Food and Drink Survey 2014: Around the World in Four Categories
Your votes in our Around the World categories for the Northwest – Indian Sub-continent, Asian, European and American – result in a whistle-stop tour of the world cuisine on your doorstep. And we don’t mean all those Just Eat takeaways in your wheelie bin
Imagine you’re a barge-owner serenely navigating the sinuous waterways of the Northwest. Suddenly, you find yourself craving, say, American cuisine, but making your way into open water and crossing the Atlantic seems dangerous, potentially life-threatening even, and just plain time-consuming. Then it hits you: it’s 2014 (you ask yourself why you’re still using a barge), and you can get any damn cuisine you like.
Let’s start with the Americana revivalists. There was a lot of love for Manchester's Luck, Lust, Liquor & Burn and their largely California-inflected menu, with the kind of delicious bastardisations of burritos and tacos that would make Mexican cantina cooks weep. The Dr. Frankenstein of the city's burger scene, SoLIta, edged in with their love of meat and all things mac'n'cheese. In Liverpool, Free State Kitchen won over your stomachs with their takes on East Coast cuisine – think chowder, Reuben sarnies and crabcakes. Happily for Me-hi-co, Pancho's Burritos in Manchester Arndale got plenty of shout-outs for more homely, authentic cooking that includes more dishes than their name suggests – and Liverpool's Lucha Libre proved they could still hold it down even with the move to Manchester.
When it came to voting for the Indian sub-continent, Rusholme’s Mughli proved popular with many besides rockstars and politicians (see above).

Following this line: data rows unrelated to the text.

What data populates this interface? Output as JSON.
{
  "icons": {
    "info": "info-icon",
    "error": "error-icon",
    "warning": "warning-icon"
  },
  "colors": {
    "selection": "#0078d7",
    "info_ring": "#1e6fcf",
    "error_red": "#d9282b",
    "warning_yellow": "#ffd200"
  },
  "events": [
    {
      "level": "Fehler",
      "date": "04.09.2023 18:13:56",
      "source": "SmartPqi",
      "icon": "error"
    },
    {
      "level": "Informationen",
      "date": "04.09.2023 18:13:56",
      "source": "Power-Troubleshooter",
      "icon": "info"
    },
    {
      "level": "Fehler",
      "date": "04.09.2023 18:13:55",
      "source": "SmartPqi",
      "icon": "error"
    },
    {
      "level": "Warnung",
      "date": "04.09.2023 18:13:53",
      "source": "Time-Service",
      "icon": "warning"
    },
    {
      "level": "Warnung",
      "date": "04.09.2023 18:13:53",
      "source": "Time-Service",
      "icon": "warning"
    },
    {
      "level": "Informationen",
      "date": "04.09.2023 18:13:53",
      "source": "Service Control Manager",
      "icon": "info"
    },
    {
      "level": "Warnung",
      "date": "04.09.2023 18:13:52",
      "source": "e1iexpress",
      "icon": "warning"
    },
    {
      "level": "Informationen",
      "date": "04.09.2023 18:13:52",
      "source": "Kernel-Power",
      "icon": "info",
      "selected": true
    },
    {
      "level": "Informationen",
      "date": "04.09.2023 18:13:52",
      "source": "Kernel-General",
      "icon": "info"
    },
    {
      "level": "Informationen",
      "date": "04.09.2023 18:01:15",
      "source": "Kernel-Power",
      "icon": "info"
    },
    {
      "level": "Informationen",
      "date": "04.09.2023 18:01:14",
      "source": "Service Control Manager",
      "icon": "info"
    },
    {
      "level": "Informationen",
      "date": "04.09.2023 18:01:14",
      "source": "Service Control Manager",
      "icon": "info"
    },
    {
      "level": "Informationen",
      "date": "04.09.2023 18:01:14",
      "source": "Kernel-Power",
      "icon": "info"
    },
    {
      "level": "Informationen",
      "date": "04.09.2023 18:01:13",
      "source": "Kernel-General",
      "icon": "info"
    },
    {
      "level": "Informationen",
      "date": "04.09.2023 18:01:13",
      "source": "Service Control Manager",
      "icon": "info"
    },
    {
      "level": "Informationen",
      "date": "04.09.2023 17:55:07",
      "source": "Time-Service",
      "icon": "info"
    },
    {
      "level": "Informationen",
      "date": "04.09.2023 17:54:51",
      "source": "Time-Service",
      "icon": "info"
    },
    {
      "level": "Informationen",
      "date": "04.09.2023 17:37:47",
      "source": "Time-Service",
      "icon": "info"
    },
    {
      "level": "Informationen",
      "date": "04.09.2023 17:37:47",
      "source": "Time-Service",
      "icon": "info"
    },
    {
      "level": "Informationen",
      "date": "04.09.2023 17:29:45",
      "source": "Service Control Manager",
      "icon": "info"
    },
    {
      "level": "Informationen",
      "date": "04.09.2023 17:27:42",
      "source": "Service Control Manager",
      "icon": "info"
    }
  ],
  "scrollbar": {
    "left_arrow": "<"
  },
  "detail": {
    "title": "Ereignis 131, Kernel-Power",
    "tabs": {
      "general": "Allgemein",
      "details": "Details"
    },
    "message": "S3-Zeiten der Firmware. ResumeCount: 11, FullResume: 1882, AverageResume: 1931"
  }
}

Coriander, who have places in Chorlton and Withington, command a long-standing following hooked on their non-greasy Bengali cuisine with emphasis on the no-MSG, no-food-colourings policy. Northern Quarter fave, the canteen-style This & That, pleased plenty with its cheap, authentic curries. Mayur in Liverpool has garnered awards for its cooking and reaches beyond the usual fare, upgrading 'rare recipes handed down through generations to our master Chefs' according to their site. It seems Merseyside curryhouses have a thing about master chefs: case in point, Masterchef, which y'all voted as one of the better examples.

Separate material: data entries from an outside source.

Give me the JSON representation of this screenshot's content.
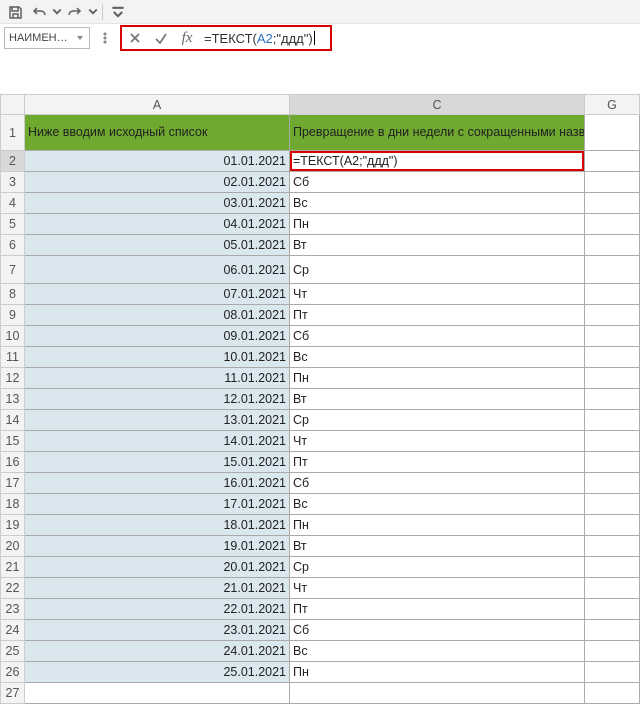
{
  "qat": {
    "save": "save-icon",
    "undo": "undo-icon",
    "redo": "redo-icon",
    "custom": "customize-icon"
  },
  "namebox": {
    "value": "НАИМЕН…"
  },
  "formula_bar": {
    "cancel": "×",
    "confirm": "✓",
    "fx": "fx",
    "text_before": "=ТЕКСТ(",
    "cell_ref": "A2",
    "text_after": ";\"ддд\")"
  },
  "column_headers": [
    "A",
    "C",
    "G"
  ],
  "row1": {
    "rownum": "1",
    "A": "Ниже вводим исходный список",
    "C": "Превращение в дни недели с сокращенными названиями через ТЕКСТ"
  },
  "active_cell": {
    "row": "2",
    "value": "=ТЕКСТ(A2;\"ддд\")"
  },
  "rows": [
    {
      "n": "2",
      "A": "01.01.2021",
      "C": "=ТЕКСТ(A2;\"ддд\")",
      "active": true
    },
    {
      "n": "3",
      "A": "02.01.2021",
      "C": "Сб"
    },
    {
      "n": "4",
      "A": "03.01.2021",
      "C": "Вс"
    },
    {
      "n": "5",
      "A": "04.01.2021",
      "C": "Пн"
    },
    {
      "n": "6",
      "A": "05.01.2021",
      "C": "Вт"
    },
    {
      "n": "7",
      "A": "06.01.2021",
      "C": "Ср",
      "tall": true
    },
    {
      "n": "8",
      "A": "07.01.2021",
      "C": "Чт"
    },
    {
      "n": "9",
      "A": "08.01.2021",
      "C": "Пт"
    },
    {
      "n": "10",
      "A": "09.01.2021",
      "C": "Сб"
    },
    {
      "n": "11",
      "A": "10.01.2021",
      "C": "Вс"
    },
    {
      "n": "12",
      "A": "11.01.2021",
      "C": "Пн"
    },
    {
      "n": "13",
      "A": "12.01.2021",
      "C": "Вт"
    },
    {
      "n": "14",
      "A": "13.01.2021",
      "C": "Ср"
    },
    {
      "n": "15",
      "A": "14.01.2021",
      "C": "Чт"
    },
    {
      "n": "16",
      "A": "15.01.2021",
      "C": "Пт"
    },
    {
      "n": "17",
      "A": "16.01.2021",
      "C": "Сб"
    },
    {
      "n": "18",
      "A": "17.01.2021",
      "C": "Вс"
    },
    {
      "n": "19",
      "A": "18.01.2021",
      "C": "Пн"
    },
    {
      "n": "20",
      "A": "19.01.2021",
      "C": "Вт"
    },
    {
      "n": "21",
      "A": "20.01.2021",
      "C": "Ср"
    },
    {
      "n": "22",
      "A": "21.01.2021",
      "C": "Чт"
    },
    {
      "n": "23",
      "A": "22.01.2021",
      "C": "Пт"
    },
    {
      "n": "24",
      "A": "23.01.2021",
      "C": "Сб"
    },
    {
      "n": "25",
      "A": "24.01.2021",
      "C": "Вс"
    },
    {
      "n": "26",
      "A": "25.01.2021",
      "C": "Пн"
    },
    {
      "n": "27",
      "A": "",
      "C": ""
    }
  ]
}
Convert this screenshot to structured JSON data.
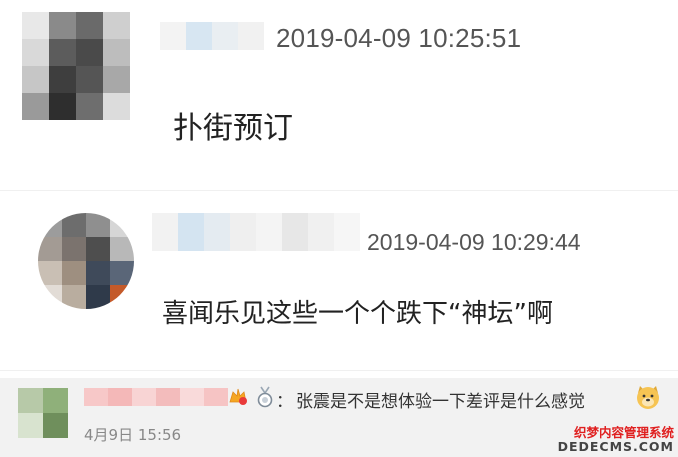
{
  "comments": [
    {
      "timestamp": "2019-04-09 10:25:51",
      "text": "扑街预订"
    },
    {
      "timestamp": "2019-04-09 10:29:44",
      "text": "喜闻乐见这些一个个跌下“神坛”啊"
    }
  ],
  "weibo_comment": {
    "separator": "：",
    "text": "张震是不是想体验一下差评是什么感觉",
    "date": "4月9日 15:56"
  },
  "watermark": {
    "line1": "织梦内容管理系统",
    "line2": "DEDECMS.COM"
  },
  "icons": [
    "avatar-blurred",
    "name-blurred",
    "vip-badge-icon",
    "medal-icon",
    "doge-emoji-icon"
  ],
  "colors": {
    "timestamp": "#555555",
    "text": "#222222",
    "watermark_red": "#e02020",
    "bar_bg": "#f2f2f2"
  }
}
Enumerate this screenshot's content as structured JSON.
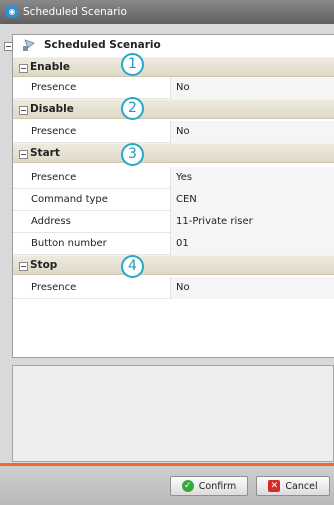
{
  "window": {
    "title": "Scheduled Scenario",
    "icon": "app-icon"
  },
  "tree": {
    "root_label": "Scheduled Scenario",
    "sections": [
      {
        "label": "Enable",
        "badge": "1",
        "rows": [
          {
            "key": "Presence",
            "value": "No"
          }
        ]
      },
      {
        "label": "Disable",
        "badge": "2",
        "rows": [
          {
            "key": "Presence",
            "value": "No"
          }
        ]
      },
      {
        "label": "Start",
        "badge": "3",
        "rows": [
          {
            "key": "Presence",
            "value": "Yes"
          },
          {
            "key": "Command type",
            "value": "CEN"
          },
          {
            "key": "Address",
            "value": "11-Private riser"
          },
          {
            "key": "Button number",
            "value": "01"
          }
        ]
      },
      {
        "label": "Stop",
        "badge": "4",
        "rows": [
          {
            "key": "Presence",
            "value": "No"
          }
        ]
      }
    ]
  },
  "footer": {
    "confirm_label": "Confirm",
    "cancel_label": "Cancel"
  },
  "colors": {
    "badge_accent": "#25a8c7",
    "footer_accent": "#f26b2b"
  }
}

In our Asian category, Liverpool noob HOST covered all bases by offering pan-Asian delights from laksa to katsu. Yuzu, aka the only place in Manchester fit for Chloë Sevigny, got plenty of votes for its well-articulated Japanese dishes and some of the best sashimi in the city. Ning in the Northern Quarter has Norman Musa, the UK’s leading Malaysian chef, behind it – and more than a few mentions – while Etsu pleased Nipponophiles by remaining largely unrivalled as far as Japanese restaurants go in Liverpool. Finally, Red Chilli, who have locations in Manchester and beyond, won over voters with their Beijing and Sichuan cuisine.

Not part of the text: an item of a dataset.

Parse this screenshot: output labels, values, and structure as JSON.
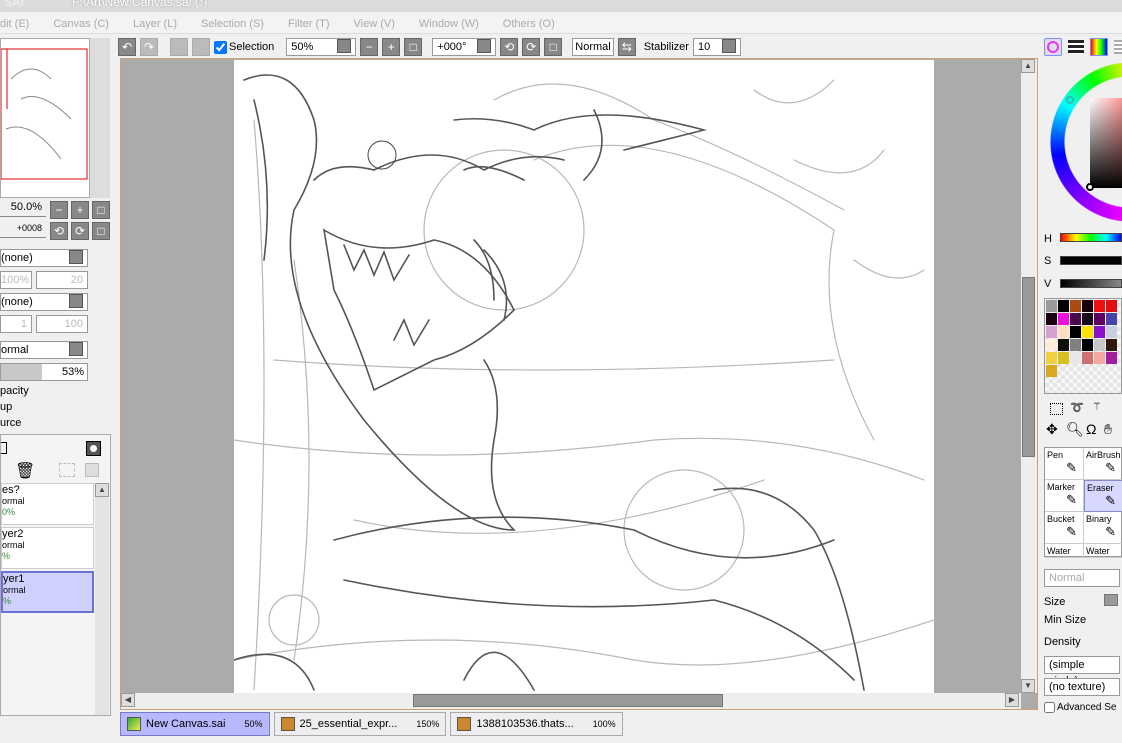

While we would have liked to see a spread of European restaurants – y’know, places from Armenia to Switzerland – what actually happened was that you all voted for tapas joints. Well, Liverpool’s Lunya offers a bit more than just tapas, but Neon Jamon has it as their USP. In Manchester, Bar San Juan and El Rincon made the cut, with San Carlo’s Cicchetti flying a lone flag for their eponymous Italian small plates. Perhaps it’s a sign that eating lots of little things will never go out of fashion.